The following are the excerpts from the book, along with my understanding.
What is the evaluation context?
The evaluation context is the "environment" within which the DAX calculates the expression.
There are two evaluation contexts in DAX: The Filter context and the Row context.
The filter context filters data, and the row context iterates table.
DAX evaluates all formulas within a respective context. Even though the equation is the same, the result is different because DAX executes the same code against different subsets of data.
We use DAX for writing Measures and Calculated Columns. A DAX measure evaluates in the context of a visual element, or a DAX query. A Calculated Column processed at the row level of the table it belongs to.
Understanding Filter Context:
Consider a simple measure:
Total Orders = SUM(Orders[Order Quantity])

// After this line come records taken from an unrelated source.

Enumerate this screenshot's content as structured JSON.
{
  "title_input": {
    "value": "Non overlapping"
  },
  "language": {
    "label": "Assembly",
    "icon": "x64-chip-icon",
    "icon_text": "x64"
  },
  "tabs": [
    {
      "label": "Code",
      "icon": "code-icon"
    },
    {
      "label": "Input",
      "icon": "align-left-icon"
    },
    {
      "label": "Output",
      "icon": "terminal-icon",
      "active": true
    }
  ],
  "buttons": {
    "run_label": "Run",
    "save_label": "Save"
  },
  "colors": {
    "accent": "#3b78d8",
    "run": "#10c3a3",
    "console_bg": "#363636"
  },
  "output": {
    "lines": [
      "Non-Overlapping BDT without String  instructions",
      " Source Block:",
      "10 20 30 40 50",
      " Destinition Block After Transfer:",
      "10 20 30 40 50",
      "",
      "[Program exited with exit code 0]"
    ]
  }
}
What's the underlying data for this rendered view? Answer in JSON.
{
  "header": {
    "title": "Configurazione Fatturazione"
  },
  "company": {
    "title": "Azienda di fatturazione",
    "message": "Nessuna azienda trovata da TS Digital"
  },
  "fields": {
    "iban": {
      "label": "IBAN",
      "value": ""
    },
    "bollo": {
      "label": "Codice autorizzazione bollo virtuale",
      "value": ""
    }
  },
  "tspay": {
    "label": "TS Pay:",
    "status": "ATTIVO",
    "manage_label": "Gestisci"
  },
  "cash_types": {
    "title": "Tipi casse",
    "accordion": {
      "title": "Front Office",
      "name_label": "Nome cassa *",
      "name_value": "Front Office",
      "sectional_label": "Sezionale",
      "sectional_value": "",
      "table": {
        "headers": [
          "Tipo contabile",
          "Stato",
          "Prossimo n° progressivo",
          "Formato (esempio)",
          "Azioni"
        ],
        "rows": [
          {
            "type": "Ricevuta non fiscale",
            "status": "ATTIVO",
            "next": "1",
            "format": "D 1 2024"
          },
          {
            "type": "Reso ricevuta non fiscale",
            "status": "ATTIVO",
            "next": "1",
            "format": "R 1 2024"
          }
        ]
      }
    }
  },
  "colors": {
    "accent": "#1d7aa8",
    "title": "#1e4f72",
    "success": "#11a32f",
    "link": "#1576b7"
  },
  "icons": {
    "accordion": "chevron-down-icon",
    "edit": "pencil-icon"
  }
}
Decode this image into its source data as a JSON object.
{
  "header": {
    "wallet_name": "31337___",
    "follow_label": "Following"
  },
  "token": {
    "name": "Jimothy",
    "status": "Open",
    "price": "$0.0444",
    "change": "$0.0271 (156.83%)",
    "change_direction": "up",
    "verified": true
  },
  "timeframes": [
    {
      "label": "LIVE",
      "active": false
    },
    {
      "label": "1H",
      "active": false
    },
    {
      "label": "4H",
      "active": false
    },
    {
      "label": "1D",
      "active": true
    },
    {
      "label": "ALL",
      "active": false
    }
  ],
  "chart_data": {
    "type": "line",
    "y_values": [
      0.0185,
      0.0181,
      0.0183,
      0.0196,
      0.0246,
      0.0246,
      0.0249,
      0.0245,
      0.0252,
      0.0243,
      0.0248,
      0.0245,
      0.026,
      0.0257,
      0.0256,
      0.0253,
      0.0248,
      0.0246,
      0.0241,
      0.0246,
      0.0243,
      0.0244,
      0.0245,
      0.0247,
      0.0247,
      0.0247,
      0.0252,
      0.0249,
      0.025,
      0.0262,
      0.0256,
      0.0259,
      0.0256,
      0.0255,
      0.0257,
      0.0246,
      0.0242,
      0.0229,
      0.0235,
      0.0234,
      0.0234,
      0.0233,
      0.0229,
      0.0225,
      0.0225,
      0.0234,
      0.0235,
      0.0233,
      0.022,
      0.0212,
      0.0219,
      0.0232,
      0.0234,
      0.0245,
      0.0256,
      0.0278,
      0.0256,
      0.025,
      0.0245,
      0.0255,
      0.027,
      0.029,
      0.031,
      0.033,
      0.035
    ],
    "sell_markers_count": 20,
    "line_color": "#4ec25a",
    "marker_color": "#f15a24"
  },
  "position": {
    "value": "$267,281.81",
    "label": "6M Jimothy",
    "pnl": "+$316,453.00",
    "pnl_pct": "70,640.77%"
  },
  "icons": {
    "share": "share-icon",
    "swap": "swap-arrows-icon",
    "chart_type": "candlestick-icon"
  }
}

This formula computes the sum of column Order Quantity. We can use this measure in a visual to get the result:
The output above looks obvious, but precisely this is what we asked DAX to do.
We can further slice this value by different dimensions (let’s say, Product Category) to get interesting insights:
Although it is intuitive, instead of showing the total sum of Order Quantity, it is now giving the sum of sales for each product category along with the total. We did not apply the filter in the DAX. This filtering happens outside of the formula.
Essentially, each cell in the visual is creating a filter context(environment) and filter the table by each Product Category and then applying the SUM function on each filter context.
The DAX engine might have some internal optimization to improve speed, but every cell has an independent and autonomous evaluation of underlying DAX expression.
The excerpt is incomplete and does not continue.